Les enjeux géopolitiques sont aussi au cœur de la stratégie. L’UE doit pouvoir avoir les substances chimiques nécessaires par exemple à certains médicaments, indispensables face à des crises sanitaires. La Commission veut réduire la dépendance de l’UE, et favoriser une collaboration interrégionale. A suivre !

« Santé et environnement » : mieux protéger, enfin ?

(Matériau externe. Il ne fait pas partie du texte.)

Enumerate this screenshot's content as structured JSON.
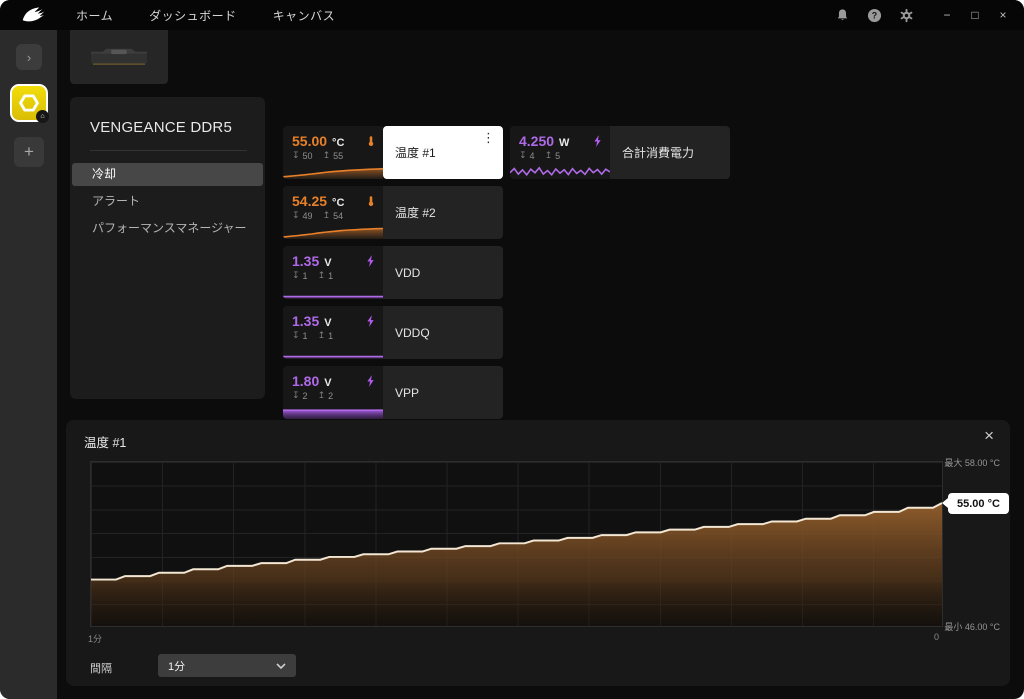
{
  "titlebar": {
    "nav": [
      {
        "label": "ホーム"
      },
      {
        "label": "ダッシュボード"
      },
      {
        "label": "キャンバス"
      }
    ]
  },
  "window_controls": {
    "minimize": "−",
    "maximize": "□",
    "close": "×"
  },
  "icons": {
    "expand": "›",
    "add": "+",
    "kebab": "⋮",
    "panel_close": "×",
    "min_marker": "↧",
    "max_marker": "↥",
    "home_badge": "⌂"
  },
  "colors": {
    "temp": "#e8802a",
    "volt": "#b06ae8",
    "device_tile": "#e9d70c",
    "graph_line": "#f3e7d3",
    "graph_fill": "#96602d",
    "selected_bg": "#ffffff"
  },
  "device_panel": {
    "title": "VENGEANCE DDR5",
    "menu": [
      {
        "label": "冷却",
        "selected": true
      },
      {
        "label": "アラート",
        "selected": false
      },
      {
        "label": "パフォーマンスマネージャー",
        "selected": false
      }
    ]
  },
  "tiles": [
    {
      "id": "temp1",
      "value": "55.00",
      "unit": "°C",
      "min": "50",
      "max": "55",
      "label": "温度 #1",
      "selected": true,
      "spark": [
        0.16,
        0.2,
        0.25,
        0.3,
        0.36,
        0.42,
        0.48,
        0.53,
        0.57,
        0.61,
        0.64,
        0.67,
        0.69,
        0.71,
        0.73
      ]
    },
    {
      "id": "temp2",
      "value": "54.25",
      "unit": "°C",
      "min": "49",
      "max": "54",
      "label": "温度 #2",
      "selected": false,
      "spark": [
        0.14,
        0.19,
        0.24,
        0.3,
        0.36,
        0.43,
        0.49,
        0.54,
        0.59,
        0.63,
        0.66,
        0.69,
        0.71,
        0.73,
        0.75
      ]
    },
    {
      "id": "vdd",
      "value": "1.35",
      "unit": "V",
      "min": "1",
      "max": "1",
      "label": "VDD",
      "selected": false,
      "spark": [
        0.3,
        0.3
      ]
    },
    {
      "id": "vddq",
      "value": "1.35",
      "unit": "V",
      "min": "1",
      "max": "1",
      "label": "VDDQ",
      "selected": false,
      "spark": [
        0.3,
        0.3
      ]
    },
    {
      "id": "vpp",
      "value": "1.80",
      "unit": "V",
      "min": "2",
      "max": "2",
      "label": "VPP",
      "selected": false,
      "spark": [
        0.8,
        0.8
      ]
    },
    {
      "id": "power",
      "value": "4.250",
      "unit": "W",
      "min": "4",
      "max": "5",
      "label": "合計消費電力",
      "selected": false,
      "spark": [
        0.45,
        0.75,
        0.35,
        0.65,
        0.3,
        0.7,
        0.45,
        0.8,
        0.35,
        0.6,
        0.3,
        0.72,
        0.42,
        0.66,
        0.32,
        0.74,
        0.4,
        0.62,
        0.33,
        0.76,
        0.45,
        0.68,
        0.35,
        0.7,
        0.5
      ]
    }
  ],
  "graph": {
    "title": "温度 #1",
    "close": "×",
    "interval_label": "間隔",
    "interval_value": "1分"
  },
  "chart_data": {
    "type": "area",
    "title": "温度 #1",
    "unit": "°C",
    "ylim": [
      46,
      58
    ],
    "y_max_label": "最大 58.00 °C",
    "y_min_label": "最小 46.00 °C",
    "current_value": 55.0,
    "current_label": "55.00 °C",
    "x_axis_left_label": "1分",
    "x_axis_right_label": "0",
    "grid": true,
    "legend": false,
    "points": [
      [
        0,
        49.4
      ],
      [
        4,
        49.65
      ],
      [
        8,
        49.9
      ],
      [
        12,
        50.15
      ],
      [
        16,
        50.4
      ],
      [
        20,
        50.6
      ],
      [
        24,
        50.85
      ],
      [
        28,
        51.05
      ],
      [
        32,
        51.25
      ],
      [
        36,
        51.45
      ],
      [
        40,
        51.65
      ],
      [
        44,
        51.85
      ],
      [
        48,
        52.05
      ],
      [
        52,
        52.25
      ],
      [
        56,
        52.45
      ],
      [
        60,
        52.65
      ],
      [
        64,
        52.85
      ],
      [
        68,
        53.05
      ],
      [
        72,
        53.25
      ],
      [
        76,
        53.45
      ],
      [
        80,
        53.65
      ],
      [
        84,
        53.85
      ],
      [
        88,
        54.1
      ],
      [
        92,
        54.35
      ],
      [
        96,
        54.65
      ],
      [
        100,
        55.0
      ]
    ]
  }
}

La Commission s’engage sur plusieurs actions:

  • Elargir le spectre des substances dangereuses soumises à l’approche de gestion des risques dans les produits de consommation : cancérogènes, mutagènes, reprotoxiques, persistants, bioaccumulables, mais aussi immunotoxiques, neurotoxiques, mis en cause dans les troubles respiratoires ou toxiques pour un organe spécifique.
  • Appliquer à tous les articles de puériculture les mêmes règles protectrices que pour les jouets.
  • Préciser la notion d' »usage essentiel » qui justifie l’usage de produits dangereux pour certaines applications.
  • Aligner la protection des professionnels sur celle des consommateurs (REACH).
  • Mieux protéger des perturbateurs endocriniens: interdire les PE dans les produits de consommation, assurer que les autorités disposent des informations nécessaires pour identifier ces PE, et plusieurs autres points sont évoqués.
  • Prendre en compte les effets des mélanges de substances.
  • Mieux prendre en compte les impacts des pollutions chimiques sur les écosystèmes : impact des pollutions par les médicaments sur les écosystèmes, soutien aux solutions de décontamination, etc.
  • Perfluorés: interdiction dans les mousses anti-feu et autres usages sauf « essentiels », substitution, remédiation des sites contaminés… les « produits chimiques éternels » sont clairement ciblés par la Commission. Excellente nouvelle !

La Commission européenne s’engage enfin sur des aspects plus techniques, que nous mentionnerons brièvement : 1 substance = 1 évaluation, transparence, gouvernance de l’Agence européenne des produits chimiques, travail de fond sur les méthodologies et les données, tolérance zéro en cas de violation des réglementations chimiques, disponibilité des données, interface entre la science et la politique, dimension internationale.